I have found that removing the cedar trees in a good environmental practice, because the type of cedars we have are more like a bush and therefore kill other vegetation under the tree. The only thing left under the tree are the cedar needles, and they wash away much easier than grass. Since our pastures have steep hills, there is a lot more erosion than there would be if there was grass growing on these places. Also the removal of the cedar trees will reduce the fire fuel load.
The control of cedar trees is also beneficial to wildlife. Birds eat the berries on the cedar trees, but to my knowledge, the cedar tree is not a food source for any other wildlife.
Removal of the cedar trees allow more grass to grow in these pastures and therefore the farmer can run more head per acre which means more money in the farmer’s pocket. More grass also means less erosion and less sediment to fill up our rivers and streams.
Additional Impacts noted:
1) Increased interest by neighbors and landowners from surrounding counties in use of Cedar.
2) Increased interest by area landowners and small businesses in marketing Cedar. Some are working closely with Niobrara Valley Wood Products Marketing Specialist.
3) Increased priority in Forestry Management assistance being provided by SD Department of Agriculture, Division of Resource Conservation & Forestry. A Forester position was established to serve south central South Dakota and work with landowners on the Cedar problem.
4) A Fuel Loads Reduction and Wood Products Marketing project was developed by Randall RC&D and SD Division of Resource Conservation & Forestry. This project is to encourage landowners to thin and remove trees to reduce wildfire potential and promote beneficial uses of the wood. This project will serve 10 SD counties and is being coordinated with a similar project in 6 NE counties.

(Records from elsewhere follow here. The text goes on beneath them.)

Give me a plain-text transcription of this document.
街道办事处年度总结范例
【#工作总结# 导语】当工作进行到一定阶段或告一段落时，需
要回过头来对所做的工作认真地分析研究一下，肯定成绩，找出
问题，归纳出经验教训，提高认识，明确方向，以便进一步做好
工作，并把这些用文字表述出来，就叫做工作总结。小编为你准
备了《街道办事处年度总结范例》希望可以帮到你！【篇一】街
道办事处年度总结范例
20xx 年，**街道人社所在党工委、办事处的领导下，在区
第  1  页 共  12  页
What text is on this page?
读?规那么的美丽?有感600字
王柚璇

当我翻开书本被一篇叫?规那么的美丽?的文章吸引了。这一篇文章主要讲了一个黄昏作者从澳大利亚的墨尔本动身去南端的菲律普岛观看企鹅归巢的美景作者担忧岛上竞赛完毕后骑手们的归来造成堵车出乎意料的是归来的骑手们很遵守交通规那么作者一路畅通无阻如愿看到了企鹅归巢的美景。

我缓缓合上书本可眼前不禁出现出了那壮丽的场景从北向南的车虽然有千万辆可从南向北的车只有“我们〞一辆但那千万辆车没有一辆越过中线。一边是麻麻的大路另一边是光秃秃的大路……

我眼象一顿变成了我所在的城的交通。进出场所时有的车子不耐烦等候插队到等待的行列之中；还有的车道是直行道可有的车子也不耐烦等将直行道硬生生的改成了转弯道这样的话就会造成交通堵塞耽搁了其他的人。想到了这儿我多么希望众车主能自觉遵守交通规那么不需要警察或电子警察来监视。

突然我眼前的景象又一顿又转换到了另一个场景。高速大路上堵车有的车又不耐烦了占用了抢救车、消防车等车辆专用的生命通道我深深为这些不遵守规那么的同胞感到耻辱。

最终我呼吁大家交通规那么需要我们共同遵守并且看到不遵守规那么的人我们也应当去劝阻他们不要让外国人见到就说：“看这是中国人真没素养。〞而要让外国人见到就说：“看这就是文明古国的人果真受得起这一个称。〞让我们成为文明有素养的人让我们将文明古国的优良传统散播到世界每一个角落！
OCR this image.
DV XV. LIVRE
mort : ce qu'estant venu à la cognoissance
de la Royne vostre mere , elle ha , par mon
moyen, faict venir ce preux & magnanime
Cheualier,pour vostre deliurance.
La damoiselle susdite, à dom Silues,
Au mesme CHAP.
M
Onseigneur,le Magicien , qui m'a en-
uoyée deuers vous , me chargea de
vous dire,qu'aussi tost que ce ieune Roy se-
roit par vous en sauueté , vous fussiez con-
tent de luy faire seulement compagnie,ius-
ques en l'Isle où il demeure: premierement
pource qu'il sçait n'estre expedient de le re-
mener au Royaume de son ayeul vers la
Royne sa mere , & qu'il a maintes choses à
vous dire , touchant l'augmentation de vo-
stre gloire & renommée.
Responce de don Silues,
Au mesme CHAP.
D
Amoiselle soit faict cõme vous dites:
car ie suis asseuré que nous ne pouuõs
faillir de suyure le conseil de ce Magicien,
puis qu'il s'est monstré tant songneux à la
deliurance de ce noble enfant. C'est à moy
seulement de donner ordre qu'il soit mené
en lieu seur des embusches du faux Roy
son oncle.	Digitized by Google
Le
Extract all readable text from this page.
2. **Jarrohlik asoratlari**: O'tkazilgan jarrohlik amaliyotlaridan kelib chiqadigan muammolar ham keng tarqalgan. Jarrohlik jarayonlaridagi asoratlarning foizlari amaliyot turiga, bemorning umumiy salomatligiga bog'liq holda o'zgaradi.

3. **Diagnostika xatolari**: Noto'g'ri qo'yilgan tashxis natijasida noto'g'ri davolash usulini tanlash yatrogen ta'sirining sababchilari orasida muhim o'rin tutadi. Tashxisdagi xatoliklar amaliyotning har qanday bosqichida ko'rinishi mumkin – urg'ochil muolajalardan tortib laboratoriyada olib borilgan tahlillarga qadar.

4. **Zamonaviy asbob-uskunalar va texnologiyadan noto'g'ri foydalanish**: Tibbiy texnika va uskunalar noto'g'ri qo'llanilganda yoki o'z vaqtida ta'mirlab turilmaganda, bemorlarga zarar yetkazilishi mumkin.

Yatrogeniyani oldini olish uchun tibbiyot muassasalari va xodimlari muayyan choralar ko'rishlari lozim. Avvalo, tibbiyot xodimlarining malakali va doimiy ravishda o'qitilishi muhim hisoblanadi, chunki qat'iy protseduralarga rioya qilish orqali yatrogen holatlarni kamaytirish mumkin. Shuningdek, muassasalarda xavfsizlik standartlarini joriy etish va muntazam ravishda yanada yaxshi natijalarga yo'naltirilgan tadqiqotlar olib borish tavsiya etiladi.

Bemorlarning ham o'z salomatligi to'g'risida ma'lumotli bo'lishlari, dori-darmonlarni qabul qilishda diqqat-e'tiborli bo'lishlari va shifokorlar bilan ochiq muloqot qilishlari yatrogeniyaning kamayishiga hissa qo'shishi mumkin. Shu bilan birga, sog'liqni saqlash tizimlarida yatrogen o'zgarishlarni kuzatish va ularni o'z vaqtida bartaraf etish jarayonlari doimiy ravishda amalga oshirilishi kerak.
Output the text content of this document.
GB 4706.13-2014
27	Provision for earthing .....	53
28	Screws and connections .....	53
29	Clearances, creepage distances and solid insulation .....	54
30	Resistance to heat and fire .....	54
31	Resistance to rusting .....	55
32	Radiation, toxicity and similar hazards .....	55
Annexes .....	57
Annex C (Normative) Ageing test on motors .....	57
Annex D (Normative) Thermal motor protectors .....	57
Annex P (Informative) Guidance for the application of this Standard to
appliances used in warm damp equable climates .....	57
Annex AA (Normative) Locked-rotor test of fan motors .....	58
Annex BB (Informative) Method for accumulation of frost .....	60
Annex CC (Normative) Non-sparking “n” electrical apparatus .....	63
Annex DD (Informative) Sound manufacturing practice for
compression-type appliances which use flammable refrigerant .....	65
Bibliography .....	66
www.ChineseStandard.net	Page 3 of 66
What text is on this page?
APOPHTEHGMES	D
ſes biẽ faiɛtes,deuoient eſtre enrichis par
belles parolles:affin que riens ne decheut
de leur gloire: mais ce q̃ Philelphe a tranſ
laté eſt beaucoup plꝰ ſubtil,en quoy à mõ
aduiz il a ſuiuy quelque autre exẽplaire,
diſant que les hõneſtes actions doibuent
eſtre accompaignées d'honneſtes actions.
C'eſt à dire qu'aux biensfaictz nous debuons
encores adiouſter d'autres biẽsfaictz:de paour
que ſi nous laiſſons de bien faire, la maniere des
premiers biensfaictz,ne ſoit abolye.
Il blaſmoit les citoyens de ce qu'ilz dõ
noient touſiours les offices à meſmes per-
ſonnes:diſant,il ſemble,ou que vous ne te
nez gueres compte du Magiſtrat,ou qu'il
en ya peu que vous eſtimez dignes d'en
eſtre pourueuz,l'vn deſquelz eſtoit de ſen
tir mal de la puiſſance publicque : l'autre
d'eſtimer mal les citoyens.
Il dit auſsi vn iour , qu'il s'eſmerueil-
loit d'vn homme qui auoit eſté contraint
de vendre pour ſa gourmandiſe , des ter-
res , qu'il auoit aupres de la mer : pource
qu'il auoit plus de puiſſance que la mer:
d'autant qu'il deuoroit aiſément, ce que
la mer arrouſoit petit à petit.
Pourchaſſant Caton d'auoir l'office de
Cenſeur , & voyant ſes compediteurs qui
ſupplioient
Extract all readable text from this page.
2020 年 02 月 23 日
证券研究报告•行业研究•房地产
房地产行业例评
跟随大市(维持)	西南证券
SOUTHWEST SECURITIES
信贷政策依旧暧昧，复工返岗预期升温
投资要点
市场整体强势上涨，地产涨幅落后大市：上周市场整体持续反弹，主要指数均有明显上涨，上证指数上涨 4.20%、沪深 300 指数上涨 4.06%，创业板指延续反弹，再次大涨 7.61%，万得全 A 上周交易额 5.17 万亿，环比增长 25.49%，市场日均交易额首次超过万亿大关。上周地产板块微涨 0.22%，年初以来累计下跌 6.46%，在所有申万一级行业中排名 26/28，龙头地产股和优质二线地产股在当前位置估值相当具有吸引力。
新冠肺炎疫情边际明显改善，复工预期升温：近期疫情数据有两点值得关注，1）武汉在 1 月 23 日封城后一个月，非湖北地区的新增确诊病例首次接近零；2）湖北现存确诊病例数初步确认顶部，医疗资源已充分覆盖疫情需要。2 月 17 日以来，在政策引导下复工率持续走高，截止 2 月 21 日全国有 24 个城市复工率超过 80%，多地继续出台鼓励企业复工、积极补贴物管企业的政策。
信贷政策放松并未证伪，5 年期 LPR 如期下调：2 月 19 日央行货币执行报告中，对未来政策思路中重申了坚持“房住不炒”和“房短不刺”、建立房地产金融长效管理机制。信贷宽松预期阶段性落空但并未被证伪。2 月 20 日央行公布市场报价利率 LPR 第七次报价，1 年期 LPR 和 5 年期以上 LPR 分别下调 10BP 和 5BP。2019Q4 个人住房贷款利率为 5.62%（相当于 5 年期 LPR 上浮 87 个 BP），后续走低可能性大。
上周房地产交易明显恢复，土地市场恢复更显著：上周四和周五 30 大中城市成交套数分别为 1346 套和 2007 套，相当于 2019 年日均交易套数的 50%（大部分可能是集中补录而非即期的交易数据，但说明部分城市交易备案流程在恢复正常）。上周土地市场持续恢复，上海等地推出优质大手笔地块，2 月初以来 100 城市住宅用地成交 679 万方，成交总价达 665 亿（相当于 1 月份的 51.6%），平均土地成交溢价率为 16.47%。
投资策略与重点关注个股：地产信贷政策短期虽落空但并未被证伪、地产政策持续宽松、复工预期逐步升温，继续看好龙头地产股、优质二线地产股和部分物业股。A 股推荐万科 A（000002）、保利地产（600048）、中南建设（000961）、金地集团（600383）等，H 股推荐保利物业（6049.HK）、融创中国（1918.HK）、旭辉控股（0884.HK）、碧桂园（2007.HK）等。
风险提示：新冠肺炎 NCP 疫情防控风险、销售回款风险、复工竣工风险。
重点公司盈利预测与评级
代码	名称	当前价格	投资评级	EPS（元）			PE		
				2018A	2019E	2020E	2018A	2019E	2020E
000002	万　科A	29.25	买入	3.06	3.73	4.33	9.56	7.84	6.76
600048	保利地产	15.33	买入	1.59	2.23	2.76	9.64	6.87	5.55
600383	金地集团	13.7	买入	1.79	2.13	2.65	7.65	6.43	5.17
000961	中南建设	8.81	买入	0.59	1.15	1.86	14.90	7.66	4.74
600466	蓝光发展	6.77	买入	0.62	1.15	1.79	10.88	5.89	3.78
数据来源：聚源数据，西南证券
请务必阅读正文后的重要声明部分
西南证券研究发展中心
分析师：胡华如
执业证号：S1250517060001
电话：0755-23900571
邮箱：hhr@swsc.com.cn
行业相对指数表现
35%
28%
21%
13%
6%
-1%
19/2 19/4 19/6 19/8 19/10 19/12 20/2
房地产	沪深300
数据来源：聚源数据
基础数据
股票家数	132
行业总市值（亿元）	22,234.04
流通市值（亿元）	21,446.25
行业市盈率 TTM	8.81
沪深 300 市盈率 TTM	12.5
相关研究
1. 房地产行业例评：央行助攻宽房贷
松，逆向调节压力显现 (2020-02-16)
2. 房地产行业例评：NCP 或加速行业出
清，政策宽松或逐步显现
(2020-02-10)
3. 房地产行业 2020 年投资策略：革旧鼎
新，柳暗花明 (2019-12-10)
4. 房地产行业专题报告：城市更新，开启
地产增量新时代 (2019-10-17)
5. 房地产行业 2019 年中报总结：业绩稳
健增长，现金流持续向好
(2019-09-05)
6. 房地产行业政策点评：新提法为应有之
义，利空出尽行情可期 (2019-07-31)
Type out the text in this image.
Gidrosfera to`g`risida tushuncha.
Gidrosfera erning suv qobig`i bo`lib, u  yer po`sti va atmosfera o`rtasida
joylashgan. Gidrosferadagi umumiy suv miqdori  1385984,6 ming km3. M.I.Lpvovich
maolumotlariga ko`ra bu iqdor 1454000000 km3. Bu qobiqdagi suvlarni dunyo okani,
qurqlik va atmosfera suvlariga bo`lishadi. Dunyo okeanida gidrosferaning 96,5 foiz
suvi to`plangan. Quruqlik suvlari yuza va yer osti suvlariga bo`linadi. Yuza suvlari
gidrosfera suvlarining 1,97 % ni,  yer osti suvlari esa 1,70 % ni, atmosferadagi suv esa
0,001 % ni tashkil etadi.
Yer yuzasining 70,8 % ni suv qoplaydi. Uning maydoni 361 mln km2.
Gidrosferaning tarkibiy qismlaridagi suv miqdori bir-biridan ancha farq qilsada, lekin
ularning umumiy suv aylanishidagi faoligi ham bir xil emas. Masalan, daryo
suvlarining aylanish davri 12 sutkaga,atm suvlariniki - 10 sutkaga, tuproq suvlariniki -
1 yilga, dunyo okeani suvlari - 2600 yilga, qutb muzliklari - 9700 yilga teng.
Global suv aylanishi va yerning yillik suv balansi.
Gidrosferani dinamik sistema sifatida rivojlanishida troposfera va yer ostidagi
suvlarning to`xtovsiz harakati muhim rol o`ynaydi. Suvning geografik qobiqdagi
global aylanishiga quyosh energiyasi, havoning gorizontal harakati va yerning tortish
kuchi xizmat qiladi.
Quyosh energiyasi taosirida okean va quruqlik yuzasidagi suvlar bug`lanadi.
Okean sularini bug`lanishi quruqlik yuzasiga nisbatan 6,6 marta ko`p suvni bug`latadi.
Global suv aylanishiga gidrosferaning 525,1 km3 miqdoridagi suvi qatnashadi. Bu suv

5) A large scale wood inventory will be conducted by SD for the above 10 counties giving up to date information on volume of wood and wildfire potential.
6) More landowners are now considering “landscaping” by thinning and removal of Cedar and other trees to improve wildlife habitat, develop hiking and riding trails, and to increase attraction to their land for vacation ranch enterprises.
7) Data being collected from the range plant transects is of value to NRCS, Conservation Districts and others providing technical assistance to landowners.